Over the past couple of weeks, some states have expanded eligibility for COVID-19 vaccines to certain age-specific and at-risk groups. The light at the end of the coronavirus tunnel is beginning to feel closer. But while early data is incomplete, a clear divide is already emerging: People in wealthy — often white — communities are getting vaccinated at disproportionately higher rates.
So far, data has shown that low-income communities of color have been hit hardest by coronavirus, so why is it that largely white neighborhoods have been able to flood vaccination appointment systems — or get around them entirely — taking up a considerably outsized share of already limited resources?

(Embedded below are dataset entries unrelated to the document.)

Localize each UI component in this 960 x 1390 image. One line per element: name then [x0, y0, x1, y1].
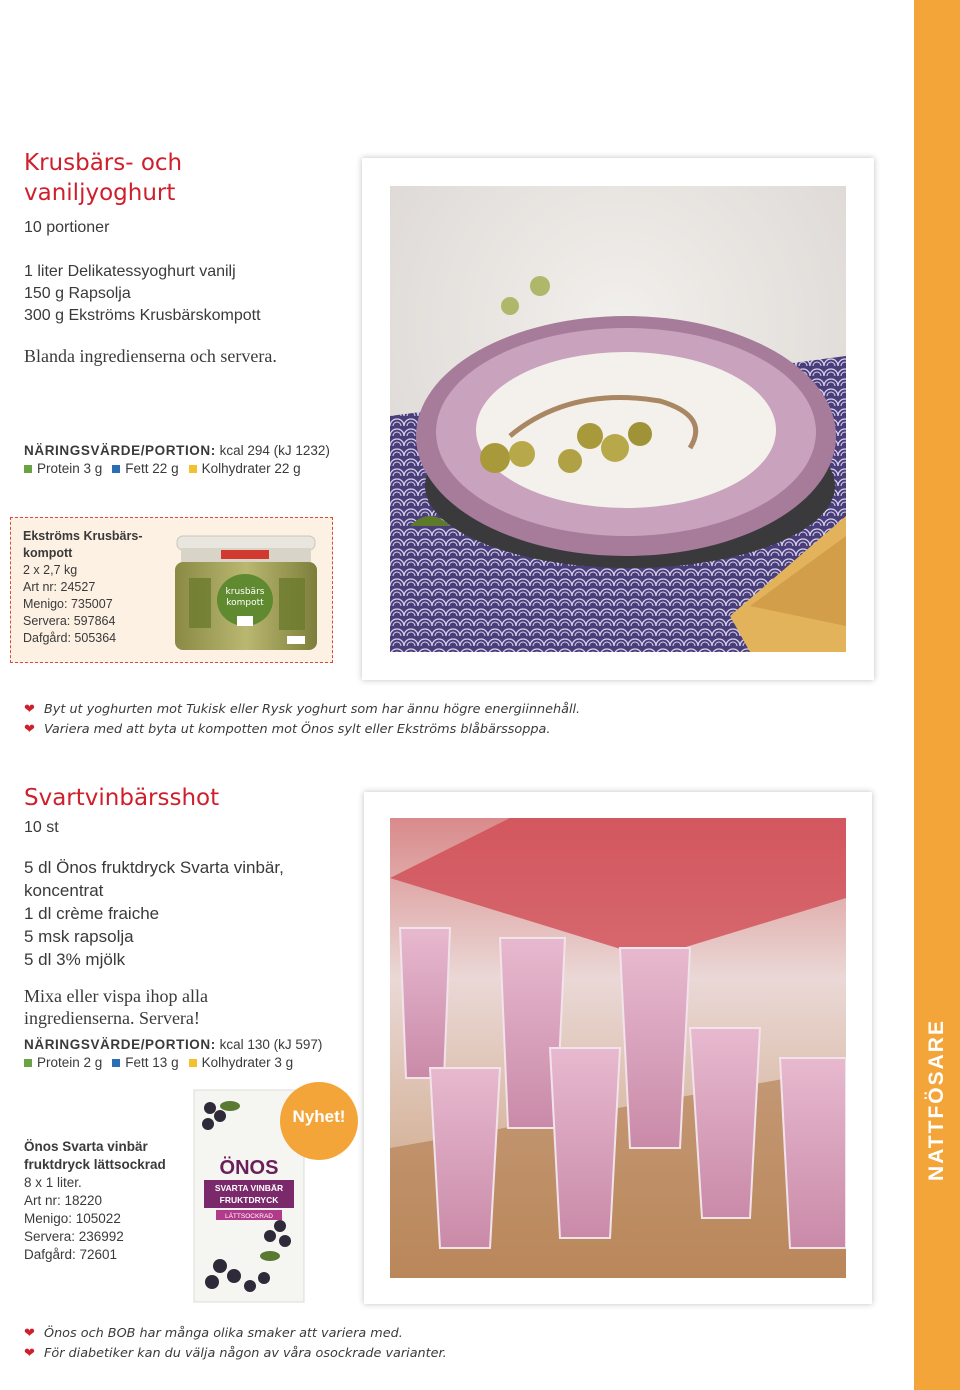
carbs-square-icon [189, 465, 197, 473]
product-info-box [10, 517, 333, 663]
recipe1-instructions: Blanda ingredienserna och servera. [24, 346, 277, 366]
new-badge-label: Nyhet! [292, 1107, 346, 1126]
fat-square-icon [112, 465, 120, 473]
ingredient-item: 5 dl 3% mjölk [24, 950, 126, 969]
heart-icon: ❤ [24, 722, 35, 737]
recipe1-nutrition-heading: NÄRINGSVÄRDE/PORTION: kcal 294 (kJ 1232) [24, 443, 330, 458]
protein-square-icon [24, 1059, 32, 1067]
svg-text:LÄTTSOCKRAD: LÄTTSOCKRAD [224, 1213, 274, 1220]
new-badge [280, 1082, 358, 1160]
tip-item: ❤ Byt ut yoghurten mot Tukisk eller Rysk yoghurt som har ännu högre energiinnehåll. [24, 700, 580, 720]
ingredient-item: 5 dl Önos fruktdryck Svarta vinbär, [24, 858, 284, 877]
svg-text:ÖNOS: ÖNOS [219, 1157, 279, 1179]
photo-frame [364, 792, 872, 1304]
recipe2-tips [24, 1324, 447, 1364]
ingredient-item: 1 dl crème fraiche [24, 904, 160, 923]
ingredient-item: 150 g Rapsolja [24, 285, 131, 302]
product-details: Önos Svarta vinbär fruktdryck lättsockrad 8 x 1 liter. Art nr: 18220 Menigo: 105022 Servera: 236992 Dafgård: 72601 [24, 1139, 166, 1262]
photo-frame [362, 158, 874, 680]
recipe2-instructions: Mixa eller vispa ihop alla ingredienserna. Servera! [24, 986, 208, 1028]
section-tab-label: NATTFÖSARE [925, 1019, 948, 1181]
tip-item: ❤ Variera med att byta ut kompotten mot Önos sylt eller Ekströms blåbärssoppa. [24, 720, 580, 740]
recipe2-nutrition-values: Protein 2 g Fett 13 g Kolhydrater 3 g [24, 1055, 303, 1070]
section-tab [914, 0, 960, 1390]
svg-text:kompott: kompott [226, 598, 264, 608]
recipe2-portions: 10 st [24, 819, 59, 836]
ingredient-item: 1 liter Delikatessyoghurt vanilj [24, 263, 236, 280]
svg-text:krusbärs: krusbärs [225, 587, 265, 597]
tip-item: ❤ Önos och BOB har många olika smaker att variera med. [24, 1324, 447, 1344]
carbs-square-icon [189, 1059, 197, 1067]
recipe1-portions: 10 portioner [24, 219, 110, 236]
recipe2-nutrition-heading: NÄRINGSVÄRDE/PORTION: kcal 130 (kJ 597) [24, 1037, 323, 1052]
shot-glasses-photo [390, 818, 846, 1278]
product-details: Ekströms Krusbärs- kompott 2 x 2,7 kg Art nr: 24527 Menigo: 735007 Servera: 597864 Dafgård: 505364 [23, 529, 143, 645]
protein-square-icon [24, 465, 32, 473]
product-jar-image [171, 532, 321, 658]
ingredient-item: koncentrat [24, 881, 104, 900]
svg-text:FRUKTDRYCK: FRUKTDRYCK [219, 1195, 279, 1205]
svg-text:SVARTA VINBÄR: SVARTA VINBÄR [214, 1183, 284, 1193]
recipe1-ingredients [24, 261, 261, 327]
recipe1-nutrition-values: Protein 3 g Fett 22 g Kolhydrater 22 g [24, 461, 311, 476]
recipe1-title: Krusbärs- och vaniljyoghurt [24, 150, 183, 206]
ingredient-item: 300 g Ekströms Krusbärskompott [24, 307, 261, 324]
ingredient-item: 5 msk rapsolja [24, 927, 134, 946]
heart-icon: ❤ [24, 1346, 35, 1361]
recipe2-title: Svartvinbärsshot [24, 785, 220, 811]
heart-icon: ❤ [24, 1326, 35, 1341]
heart-icon: ❤ [24, 702, 35, 717]
recipe1-tips [24, 700, 580, 740]
recipe2-ingredients [24, 856, 284, 971]
yoghurt-bowl-photo [390, 186, 846, 652]
tip-item: ❤ För diabetiker kan du välja någon av våra osockrade varianter. [24, 1344, 447, 1364]
fat-square-icon [112, 1059, 120, 1067]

According to data released last weekend for New York City, white people have received nearly half of the available doses of the vaccine. Meanwhile, Black and Latinx residents were greatly underrepresented given their respective share of the city’s population. In Colorado, 1 of 16 white residents has received the vaccine so far. In comparison, only 1 of 50 Latinx residents have, despite making up 20% of the state’s population, reports Colorado Springs’ The Gazette. These are just a couple of examples of unequal access nationwide. Furthermore, there are countless examples of wealthy people using connections and creatively skirting requirements to jump the line.
In Florida, board members of a West Palm Beach nursing home showed up to get COVID-19 shots meant for their residents. A SoulCycle instructor in New York publicized getting the vaccine on social media claiming she was an “educator.” Had she not, she would not have been qualified to receive the vaccine yet.
Perhaps the clearest example of this inequity, though, is in California. Data shows that of the state’s 40 million residents, those in wealthy areas are receiving far more vaccinations than those in poorer neighborhoods. In a study released by the L.A. County Department of Public Health, Bel-Air, Beverly Hills, and Pacific Palisades — some of the area’s wealthiest neighborhoods — report some of the highest vaccination rates, with 25% or more residents receiving at least one dose. In comparison, neighborhoods reporting vaccination rates under 9% are among those considered less affluent.
This is in some part due to the appointment registration process. Whoever can devote the most time to getting an appointment is often the one who gets the appointment. It is also affected by a region’s ease of distribution. Regions like the San Francisco Bay Area were able to distribute vaccinations more easily by leveraging ample resources, whereas overburdened communities have had to scale back vaccination efforts, according to NBC News, because they simply do not have the power to do more.